In the highly regulated world of broker-dealers and registered investment advisory firms, the evolving state of cryptocurrency regulation has prompted many firms to stand on the sidelines. As a result, 48% of advisers surveyed said that firm policy or compliance issues currently keep them from recommending or using cryptocurrencies in client portfolios.
Of the roughly half of advisers surveyed who said they don’t recommend cryptocurrency because of a formal prohibition, nearly a quarter of them said they would expect to begin using them as soon as they’re able.
Cryptocurrencies stand to benefit from a massive generational wealth transfer over the next decade, experts say.
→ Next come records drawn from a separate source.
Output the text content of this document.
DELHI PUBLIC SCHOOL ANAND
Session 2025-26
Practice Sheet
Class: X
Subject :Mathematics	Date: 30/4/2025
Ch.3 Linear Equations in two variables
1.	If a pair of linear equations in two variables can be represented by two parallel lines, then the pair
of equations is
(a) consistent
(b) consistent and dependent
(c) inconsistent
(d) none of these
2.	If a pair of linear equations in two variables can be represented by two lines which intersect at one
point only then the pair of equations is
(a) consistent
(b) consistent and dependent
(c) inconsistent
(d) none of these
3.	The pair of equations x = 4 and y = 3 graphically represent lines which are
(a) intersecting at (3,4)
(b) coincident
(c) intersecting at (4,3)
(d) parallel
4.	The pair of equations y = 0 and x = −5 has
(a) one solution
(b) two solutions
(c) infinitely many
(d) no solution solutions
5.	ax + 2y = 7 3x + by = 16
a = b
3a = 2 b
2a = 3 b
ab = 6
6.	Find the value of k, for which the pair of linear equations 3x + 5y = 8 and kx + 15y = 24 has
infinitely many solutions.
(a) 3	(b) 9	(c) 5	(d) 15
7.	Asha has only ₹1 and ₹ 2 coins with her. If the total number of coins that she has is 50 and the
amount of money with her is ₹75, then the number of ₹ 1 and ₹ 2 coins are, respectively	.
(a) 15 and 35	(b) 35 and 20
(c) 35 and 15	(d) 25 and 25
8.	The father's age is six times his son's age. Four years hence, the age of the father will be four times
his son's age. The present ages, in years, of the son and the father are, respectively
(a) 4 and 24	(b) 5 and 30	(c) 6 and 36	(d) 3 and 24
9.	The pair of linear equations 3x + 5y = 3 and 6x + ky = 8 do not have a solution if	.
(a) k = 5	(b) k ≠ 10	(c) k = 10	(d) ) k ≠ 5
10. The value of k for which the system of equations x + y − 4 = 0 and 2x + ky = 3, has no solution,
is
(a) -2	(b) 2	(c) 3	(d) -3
By 2030, millennials will hold five times as much wealth as they have today and are expected to inherit over $68 trillion from their predecessors, according to a study by Coldwell Banker Global Luxury.
Shimron has advised clients who are more conservative with their investments to allocate between 2% to 5% of their portfolio in crypto, with 80% of that toward bitcoin and 20% toward Ethereum.
Fundstrat expects bitcoin and ether to reach $100,000 and $10,500, respectively, by the end of the year.
For those who want to be more aggressive, he recommends that they use up to 10% of their total portfolio allocation toward crypto, though some younger investors could go a little higher than that if they’re willing to accept the risk, he adds.
Shimron says that investors should buy and hold because investing in cryptos a “multi-decadelong play” as investors wait for the societal and technological shift to take place.
When it comes to cryptos, investors should stick to a rigid investing plan by using a dollar-cost average approach, Shimron added. From there, investors can determine how much they want to invest, their allocation and a time frame they’re comfortable with to help them ride out bumps along the way.
“Volatility will always be there,” says Shimron. “Never put in more money than you’re willing to lose.”